One of the so-called advantages of a batch system such as the UNIX troff
is that it is easy to build pre- and post-processors which deal with special
purpose text needs, e.g., bibliographical citations, equations, tables,
pictures, graphs, indexing, tri-directional printing, etc. If the language
of the basic formatter is powerful enough, each of these can be done as an
independent program which can be used in a pipe with the basic formatter.
Each such independent program can deal with its own special input and the
writer of it can focus on designing it right with a good user interface and
all the parenthoods. Moreover, it is very easy to add new capabilities as
new independent programs, to wit as has been done with grap, indx, and
tri-roff recently. In wysiwyg systems, it would seem that the formatter
would tend to be more
monolithic in that all such other processing would have to be done within the
single program. Adding a new capability would seem to require opening up the
base formatter and adding the capabilities to it. This could very well be
rather messy to do.
 
Please correct me if I am wrong about wysiwyg systems.

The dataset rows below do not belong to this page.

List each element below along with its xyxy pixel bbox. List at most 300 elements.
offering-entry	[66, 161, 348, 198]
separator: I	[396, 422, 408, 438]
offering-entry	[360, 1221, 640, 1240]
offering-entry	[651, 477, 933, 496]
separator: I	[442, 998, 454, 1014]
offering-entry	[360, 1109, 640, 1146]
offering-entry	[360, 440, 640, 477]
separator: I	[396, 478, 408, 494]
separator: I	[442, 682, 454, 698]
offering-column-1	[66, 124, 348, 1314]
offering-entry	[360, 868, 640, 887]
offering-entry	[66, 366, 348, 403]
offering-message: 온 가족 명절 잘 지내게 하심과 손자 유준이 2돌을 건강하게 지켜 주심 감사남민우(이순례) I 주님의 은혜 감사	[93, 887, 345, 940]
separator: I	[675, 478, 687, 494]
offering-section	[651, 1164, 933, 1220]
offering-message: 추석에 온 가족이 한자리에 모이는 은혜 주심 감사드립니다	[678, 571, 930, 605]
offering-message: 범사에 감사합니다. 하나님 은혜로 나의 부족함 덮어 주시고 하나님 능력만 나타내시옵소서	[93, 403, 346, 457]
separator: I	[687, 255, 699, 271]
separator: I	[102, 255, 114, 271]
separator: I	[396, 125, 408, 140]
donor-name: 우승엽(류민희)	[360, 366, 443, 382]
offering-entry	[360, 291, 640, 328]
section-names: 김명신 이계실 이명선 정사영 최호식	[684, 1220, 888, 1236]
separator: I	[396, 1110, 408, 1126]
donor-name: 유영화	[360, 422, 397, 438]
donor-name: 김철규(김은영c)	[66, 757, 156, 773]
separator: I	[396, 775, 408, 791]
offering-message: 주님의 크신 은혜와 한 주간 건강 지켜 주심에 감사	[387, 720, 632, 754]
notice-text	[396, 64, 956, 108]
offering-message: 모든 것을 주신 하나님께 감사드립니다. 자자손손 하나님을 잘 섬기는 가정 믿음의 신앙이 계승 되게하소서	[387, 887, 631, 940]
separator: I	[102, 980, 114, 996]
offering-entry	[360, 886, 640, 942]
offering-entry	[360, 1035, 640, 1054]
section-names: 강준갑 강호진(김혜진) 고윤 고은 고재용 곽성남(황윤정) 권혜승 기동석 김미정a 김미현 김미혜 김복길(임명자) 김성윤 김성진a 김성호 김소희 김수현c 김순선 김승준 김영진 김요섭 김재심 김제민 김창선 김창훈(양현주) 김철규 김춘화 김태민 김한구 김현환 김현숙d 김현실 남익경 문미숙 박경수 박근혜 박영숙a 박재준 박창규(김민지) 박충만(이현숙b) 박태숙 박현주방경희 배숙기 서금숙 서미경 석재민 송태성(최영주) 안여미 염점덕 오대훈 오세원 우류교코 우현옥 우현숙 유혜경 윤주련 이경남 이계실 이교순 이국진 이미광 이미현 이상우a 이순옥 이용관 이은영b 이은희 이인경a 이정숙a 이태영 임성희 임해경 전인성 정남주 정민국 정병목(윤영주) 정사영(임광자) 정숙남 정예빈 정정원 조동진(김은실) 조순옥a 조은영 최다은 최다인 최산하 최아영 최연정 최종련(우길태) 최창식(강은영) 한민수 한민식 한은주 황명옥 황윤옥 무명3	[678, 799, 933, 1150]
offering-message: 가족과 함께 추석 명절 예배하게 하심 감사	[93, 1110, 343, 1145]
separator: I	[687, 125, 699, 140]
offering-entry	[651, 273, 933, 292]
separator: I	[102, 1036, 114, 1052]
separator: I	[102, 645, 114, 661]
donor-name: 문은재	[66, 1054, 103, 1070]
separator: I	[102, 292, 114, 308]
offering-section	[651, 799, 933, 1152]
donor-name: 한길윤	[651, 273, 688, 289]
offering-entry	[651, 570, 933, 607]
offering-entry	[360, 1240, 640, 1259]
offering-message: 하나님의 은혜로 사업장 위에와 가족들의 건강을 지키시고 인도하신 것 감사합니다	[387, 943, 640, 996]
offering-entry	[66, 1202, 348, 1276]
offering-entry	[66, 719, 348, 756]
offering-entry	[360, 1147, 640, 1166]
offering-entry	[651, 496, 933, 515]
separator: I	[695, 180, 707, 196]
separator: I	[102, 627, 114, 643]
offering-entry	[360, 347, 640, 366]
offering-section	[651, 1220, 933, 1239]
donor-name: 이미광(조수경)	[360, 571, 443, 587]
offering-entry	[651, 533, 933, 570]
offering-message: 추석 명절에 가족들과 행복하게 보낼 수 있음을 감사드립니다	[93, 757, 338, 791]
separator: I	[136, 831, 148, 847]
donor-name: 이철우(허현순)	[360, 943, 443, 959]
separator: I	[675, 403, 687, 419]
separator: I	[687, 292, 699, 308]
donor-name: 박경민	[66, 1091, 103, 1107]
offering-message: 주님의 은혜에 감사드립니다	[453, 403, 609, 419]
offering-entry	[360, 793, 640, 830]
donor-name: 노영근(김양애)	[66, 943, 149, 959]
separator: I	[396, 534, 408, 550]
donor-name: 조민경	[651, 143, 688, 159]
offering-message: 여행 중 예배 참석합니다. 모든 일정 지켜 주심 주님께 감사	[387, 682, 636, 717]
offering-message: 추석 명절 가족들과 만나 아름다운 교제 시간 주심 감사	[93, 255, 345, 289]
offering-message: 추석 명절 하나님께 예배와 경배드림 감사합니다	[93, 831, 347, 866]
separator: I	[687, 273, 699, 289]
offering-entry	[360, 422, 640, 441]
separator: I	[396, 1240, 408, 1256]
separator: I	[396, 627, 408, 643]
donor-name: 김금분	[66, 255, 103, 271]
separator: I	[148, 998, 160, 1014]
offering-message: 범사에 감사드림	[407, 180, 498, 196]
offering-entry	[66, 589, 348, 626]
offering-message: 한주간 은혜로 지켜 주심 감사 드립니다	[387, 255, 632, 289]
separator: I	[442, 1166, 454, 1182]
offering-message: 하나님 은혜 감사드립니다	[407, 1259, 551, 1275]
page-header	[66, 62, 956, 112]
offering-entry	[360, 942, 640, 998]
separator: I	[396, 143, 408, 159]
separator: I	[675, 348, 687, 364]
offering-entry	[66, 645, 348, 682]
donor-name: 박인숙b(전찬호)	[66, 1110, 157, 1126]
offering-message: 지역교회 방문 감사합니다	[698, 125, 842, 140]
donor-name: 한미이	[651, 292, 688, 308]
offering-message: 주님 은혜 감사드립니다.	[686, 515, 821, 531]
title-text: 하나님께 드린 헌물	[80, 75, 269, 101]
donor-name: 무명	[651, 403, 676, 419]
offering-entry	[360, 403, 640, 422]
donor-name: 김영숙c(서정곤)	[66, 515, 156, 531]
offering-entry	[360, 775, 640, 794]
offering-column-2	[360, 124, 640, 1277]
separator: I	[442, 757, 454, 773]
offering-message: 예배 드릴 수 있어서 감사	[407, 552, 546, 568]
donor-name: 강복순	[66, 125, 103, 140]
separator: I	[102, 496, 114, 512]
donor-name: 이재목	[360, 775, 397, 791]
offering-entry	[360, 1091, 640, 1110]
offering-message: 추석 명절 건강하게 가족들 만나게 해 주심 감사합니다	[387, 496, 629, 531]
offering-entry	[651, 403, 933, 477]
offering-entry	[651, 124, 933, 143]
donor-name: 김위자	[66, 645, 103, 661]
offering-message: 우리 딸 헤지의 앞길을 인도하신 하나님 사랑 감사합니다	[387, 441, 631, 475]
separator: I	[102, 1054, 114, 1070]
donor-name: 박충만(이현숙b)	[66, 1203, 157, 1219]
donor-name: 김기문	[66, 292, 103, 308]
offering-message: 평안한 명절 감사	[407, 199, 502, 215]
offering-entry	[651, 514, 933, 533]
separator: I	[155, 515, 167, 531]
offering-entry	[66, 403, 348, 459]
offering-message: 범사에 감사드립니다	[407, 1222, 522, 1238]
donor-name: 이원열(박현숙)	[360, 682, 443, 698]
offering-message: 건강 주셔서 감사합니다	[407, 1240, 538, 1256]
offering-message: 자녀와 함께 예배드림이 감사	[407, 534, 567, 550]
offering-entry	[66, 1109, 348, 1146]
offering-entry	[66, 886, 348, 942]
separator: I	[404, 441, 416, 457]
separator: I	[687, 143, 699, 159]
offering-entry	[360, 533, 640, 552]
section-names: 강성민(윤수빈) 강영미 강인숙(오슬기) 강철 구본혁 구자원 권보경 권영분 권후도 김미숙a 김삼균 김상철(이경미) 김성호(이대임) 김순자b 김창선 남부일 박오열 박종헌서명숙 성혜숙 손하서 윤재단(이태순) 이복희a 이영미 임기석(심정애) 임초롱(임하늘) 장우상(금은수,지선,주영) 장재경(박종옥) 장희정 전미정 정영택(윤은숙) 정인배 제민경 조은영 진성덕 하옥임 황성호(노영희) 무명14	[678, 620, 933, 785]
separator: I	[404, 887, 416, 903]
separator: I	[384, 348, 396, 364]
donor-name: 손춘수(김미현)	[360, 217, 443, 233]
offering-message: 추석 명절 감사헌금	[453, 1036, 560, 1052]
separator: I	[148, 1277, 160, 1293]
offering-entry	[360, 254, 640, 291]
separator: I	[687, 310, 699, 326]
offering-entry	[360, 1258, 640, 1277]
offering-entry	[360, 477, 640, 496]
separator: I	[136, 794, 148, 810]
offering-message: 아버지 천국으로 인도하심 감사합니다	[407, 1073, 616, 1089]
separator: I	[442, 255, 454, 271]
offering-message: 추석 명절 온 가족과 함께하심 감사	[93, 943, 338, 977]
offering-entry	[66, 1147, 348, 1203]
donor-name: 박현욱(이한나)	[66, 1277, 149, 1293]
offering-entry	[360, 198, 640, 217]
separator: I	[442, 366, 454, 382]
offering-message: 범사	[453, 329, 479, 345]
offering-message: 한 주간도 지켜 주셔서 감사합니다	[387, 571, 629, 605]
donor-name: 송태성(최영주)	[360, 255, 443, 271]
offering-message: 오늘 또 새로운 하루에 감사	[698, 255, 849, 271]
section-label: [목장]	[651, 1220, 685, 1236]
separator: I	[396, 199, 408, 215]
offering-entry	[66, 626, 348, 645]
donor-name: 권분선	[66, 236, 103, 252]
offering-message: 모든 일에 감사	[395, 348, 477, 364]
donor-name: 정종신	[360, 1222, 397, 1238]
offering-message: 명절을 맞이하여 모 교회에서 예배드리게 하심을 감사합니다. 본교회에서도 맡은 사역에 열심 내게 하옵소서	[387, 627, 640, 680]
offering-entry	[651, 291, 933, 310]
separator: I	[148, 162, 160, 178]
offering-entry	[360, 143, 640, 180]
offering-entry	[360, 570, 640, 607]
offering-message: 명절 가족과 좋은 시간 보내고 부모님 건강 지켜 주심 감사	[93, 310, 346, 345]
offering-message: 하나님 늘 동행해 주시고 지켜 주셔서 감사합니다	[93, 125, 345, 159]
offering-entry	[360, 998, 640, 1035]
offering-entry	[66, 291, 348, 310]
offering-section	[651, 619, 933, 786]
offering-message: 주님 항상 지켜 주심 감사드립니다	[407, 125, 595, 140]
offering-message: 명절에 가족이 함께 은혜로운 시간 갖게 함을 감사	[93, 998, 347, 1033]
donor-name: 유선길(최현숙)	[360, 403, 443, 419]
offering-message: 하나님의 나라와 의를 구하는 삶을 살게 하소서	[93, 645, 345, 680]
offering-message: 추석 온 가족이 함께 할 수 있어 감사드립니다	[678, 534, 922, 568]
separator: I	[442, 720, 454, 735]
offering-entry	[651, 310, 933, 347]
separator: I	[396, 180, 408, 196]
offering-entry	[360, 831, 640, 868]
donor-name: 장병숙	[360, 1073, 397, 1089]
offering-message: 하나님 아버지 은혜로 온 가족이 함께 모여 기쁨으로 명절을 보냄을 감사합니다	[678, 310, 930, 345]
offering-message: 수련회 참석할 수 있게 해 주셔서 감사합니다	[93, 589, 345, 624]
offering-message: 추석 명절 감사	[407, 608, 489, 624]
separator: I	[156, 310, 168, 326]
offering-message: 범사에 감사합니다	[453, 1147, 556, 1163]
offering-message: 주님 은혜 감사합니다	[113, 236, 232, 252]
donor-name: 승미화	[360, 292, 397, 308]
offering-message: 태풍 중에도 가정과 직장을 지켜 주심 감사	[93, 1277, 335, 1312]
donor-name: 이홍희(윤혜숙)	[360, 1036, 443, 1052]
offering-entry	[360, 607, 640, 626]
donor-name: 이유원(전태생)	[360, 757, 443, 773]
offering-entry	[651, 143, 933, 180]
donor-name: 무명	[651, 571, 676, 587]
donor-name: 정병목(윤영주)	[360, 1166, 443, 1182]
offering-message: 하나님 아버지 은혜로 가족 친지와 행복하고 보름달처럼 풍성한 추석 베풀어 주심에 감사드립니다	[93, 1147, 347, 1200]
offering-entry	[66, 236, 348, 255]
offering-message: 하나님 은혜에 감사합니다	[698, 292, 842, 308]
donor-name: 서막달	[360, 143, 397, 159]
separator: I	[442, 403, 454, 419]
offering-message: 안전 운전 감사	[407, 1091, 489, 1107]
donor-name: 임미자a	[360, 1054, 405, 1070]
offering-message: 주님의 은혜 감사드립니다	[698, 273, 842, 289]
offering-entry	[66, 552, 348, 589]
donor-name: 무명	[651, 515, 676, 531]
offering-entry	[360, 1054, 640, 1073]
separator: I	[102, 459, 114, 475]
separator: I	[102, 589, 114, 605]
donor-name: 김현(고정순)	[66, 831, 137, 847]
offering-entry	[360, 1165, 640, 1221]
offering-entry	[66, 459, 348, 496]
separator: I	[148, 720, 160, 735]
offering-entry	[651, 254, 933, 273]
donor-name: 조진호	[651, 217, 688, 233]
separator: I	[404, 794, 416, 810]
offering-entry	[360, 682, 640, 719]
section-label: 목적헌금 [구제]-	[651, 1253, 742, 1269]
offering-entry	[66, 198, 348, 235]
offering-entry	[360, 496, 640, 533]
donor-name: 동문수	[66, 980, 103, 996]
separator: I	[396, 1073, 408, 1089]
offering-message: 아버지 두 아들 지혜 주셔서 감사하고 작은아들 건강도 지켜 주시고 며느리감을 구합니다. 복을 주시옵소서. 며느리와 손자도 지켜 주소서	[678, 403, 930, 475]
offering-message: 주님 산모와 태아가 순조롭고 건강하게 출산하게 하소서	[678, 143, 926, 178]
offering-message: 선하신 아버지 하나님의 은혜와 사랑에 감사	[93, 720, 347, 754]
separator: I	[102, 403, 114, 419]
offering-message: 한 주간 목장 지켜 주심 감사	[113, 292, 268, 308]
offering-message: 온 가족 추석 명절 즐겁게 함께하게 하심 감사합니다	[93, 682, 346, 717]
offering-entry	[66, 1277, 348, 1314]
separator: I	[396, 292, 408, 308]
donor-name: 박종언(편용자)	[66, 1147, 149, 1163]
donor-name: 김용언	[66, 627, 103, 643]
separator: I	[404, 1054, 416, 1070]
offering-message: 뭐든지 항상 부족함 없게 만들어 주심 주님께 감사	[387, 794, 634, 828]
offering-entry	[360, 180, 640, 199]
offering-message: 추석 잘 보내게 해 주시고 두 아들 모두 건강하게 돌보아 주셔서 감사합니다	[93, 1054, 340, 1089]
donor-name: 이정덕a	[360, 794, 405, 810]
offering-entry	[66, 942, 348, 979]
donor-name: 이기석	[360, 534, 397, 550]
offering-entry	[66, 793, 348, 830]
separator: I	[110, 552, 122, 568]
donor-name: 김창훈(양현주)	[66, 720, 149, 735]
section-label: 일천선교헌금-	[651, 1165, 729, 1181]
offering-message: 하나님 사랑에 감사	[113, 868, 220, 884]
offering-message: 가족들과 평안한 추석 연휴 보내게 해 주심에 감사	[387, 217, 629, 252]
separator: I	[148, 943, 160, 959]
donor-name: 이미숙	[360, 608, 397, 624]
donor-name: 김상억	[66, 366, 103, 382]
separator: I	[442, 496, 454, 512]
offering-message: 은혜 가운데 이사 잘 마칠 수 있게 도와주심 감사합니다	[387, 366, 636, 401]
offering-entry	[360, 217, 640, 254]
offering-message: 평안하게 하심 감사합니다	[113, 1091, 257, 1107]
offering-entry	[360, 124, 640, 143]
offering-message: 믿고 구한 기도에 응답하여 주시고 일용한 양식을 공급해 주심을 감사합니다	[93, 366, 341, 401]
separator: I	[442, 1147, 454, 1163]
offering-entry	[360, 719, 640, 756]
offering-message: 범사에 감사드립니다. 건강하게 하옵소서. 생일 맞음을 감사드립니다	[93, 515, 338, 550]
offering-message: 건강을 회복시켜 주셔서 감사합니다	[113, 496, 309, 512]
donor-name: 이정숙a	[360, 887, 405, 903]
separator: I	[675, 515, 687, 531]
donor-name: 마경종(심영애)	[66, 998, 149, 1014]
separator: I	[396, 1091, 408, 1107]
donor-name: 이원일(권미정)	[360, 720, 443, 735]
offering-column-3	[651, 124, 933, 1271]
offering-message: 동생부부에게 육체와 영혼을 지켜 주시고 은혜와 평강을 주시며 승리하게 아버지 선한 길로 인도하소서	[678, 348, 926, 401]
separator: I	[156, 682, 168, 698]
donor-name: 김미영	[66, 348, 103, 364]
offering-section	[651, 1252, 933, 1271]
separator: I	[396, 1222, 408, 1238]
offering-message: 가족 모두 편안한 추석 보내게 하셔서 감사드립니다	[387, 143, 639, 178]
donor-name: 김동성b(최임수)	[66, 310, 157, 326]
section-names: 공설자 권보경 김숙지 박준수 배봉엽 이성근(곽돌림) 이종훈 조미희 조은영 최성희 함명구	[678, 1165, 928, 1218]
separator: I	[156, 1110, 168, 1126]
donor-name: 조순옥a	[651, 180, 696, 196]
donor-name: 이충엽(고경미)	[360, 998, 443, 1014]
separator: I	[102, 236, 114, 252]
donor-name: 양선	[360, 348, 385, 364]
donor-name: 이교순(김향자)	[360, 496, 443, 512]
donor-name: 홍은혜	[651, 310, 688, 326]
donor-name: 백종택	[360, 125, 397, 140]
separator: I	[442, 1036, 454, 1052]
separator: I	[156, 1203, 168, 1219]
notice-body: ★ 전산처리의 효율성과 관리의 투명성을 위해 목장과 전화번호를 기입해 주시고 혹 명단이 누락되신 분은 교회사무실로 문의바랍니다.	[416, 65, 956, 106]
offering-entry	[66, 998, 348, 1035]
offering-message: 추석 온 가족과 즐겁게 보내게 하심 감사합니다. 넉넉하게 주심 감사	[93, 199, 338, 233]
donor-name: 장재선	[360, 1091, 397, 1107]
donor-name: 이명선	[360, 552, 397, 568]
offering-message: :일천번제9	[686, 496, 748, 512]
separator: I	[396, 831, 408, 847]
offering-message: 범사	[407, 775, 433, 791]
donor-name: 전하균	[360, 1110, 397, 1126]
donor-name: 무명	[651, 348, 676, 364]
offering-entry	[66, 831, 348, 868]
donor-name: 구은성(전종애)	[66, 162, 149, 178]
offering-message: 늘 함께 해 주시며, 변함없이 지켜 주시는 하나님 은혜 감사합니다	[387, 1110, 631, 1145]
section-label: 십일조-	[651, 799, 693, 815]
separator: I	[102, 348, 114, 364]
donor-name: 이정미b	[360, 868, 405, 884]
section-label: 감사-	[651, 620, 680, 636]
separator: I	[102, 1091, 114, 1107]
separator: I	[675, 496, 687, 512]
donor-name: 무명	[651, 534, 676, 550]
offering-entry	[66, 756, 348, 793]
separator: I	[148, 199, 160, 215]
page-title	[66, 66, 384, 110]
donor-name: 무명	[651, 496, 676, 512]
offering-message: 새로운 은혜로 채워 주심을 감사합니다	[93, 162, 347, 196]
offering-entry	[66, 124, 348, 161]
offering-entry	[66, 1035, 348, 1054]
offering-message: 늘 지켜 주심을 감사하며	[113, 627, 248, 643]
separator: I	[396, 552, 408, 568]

My question is: Is there a wysiwyg formatting system that has been designed
specifically to be extensible in this manner. Has there been any work on
structuring wysiwyg formatters to be extensible in this manner?

Please reply directly to me. I will summarize replies to the net.

Prof. Daniel M. Berry, Computer Science Department, Technion, Haifa 32000 ISRAEL
Tel:+972-4-294325, Bitnet:DBERRY@TECHSEL
Csnet & Internet:dberry@sel.technion.ac.il
DASnet:[DDB1DM]dberry, MCIMail:277-9346 <dberry>
Prof. Daniel M. Berry, Computer Science Department, Technion, Haifa 32000 ISRAEL
Tel:+972-4-294325
Bitnet:DBERRY@TECHSEL, Csnet & Internet:dberry@sel.technion.ac.il
DASnet:[DDB1DM]dberry, MCIMail:277-9346 <dberry>

grogers@m.cs.uiuc.edu (07/03/88)

The Andrew Toolkit for X windows provides just what you want.  The toolkit
provides the mechanisms for object oriented programming style within the C
language.  This is done through a preprocessor to C; similar to C++.  There
is also a runtime library that performs dynamic loading and linking of new
object classes.  With the toolkit comes a set of classes for formated text,
tables, pictures, equations, frame animated drawings, and some other
miscellaneous stuff.  There is an interobject protocol defined that allows
objects to contain other objects.  Thus, a text object may contain a table
which might in turn contain some equations.  Now because of the runtime
loading and linking, anyone can create new classes and that work with the
existing classes and applications.

An editor comes with the toolkit that provides interactive access to any
object class that can be dynamically loaded.  Through the object class
viewers, this editor provides What-You-See-Looks-Real-Neat editing.
Of course you don't really want wysiwyg becuase then you could not "see"
animations within your documents or have hypertext (just how would you
print the hypertext graph?)


The best part: all this is free from CMU and is included as part of the
normal X distribution.

The worst part: this software is fairly new and needs some polishing.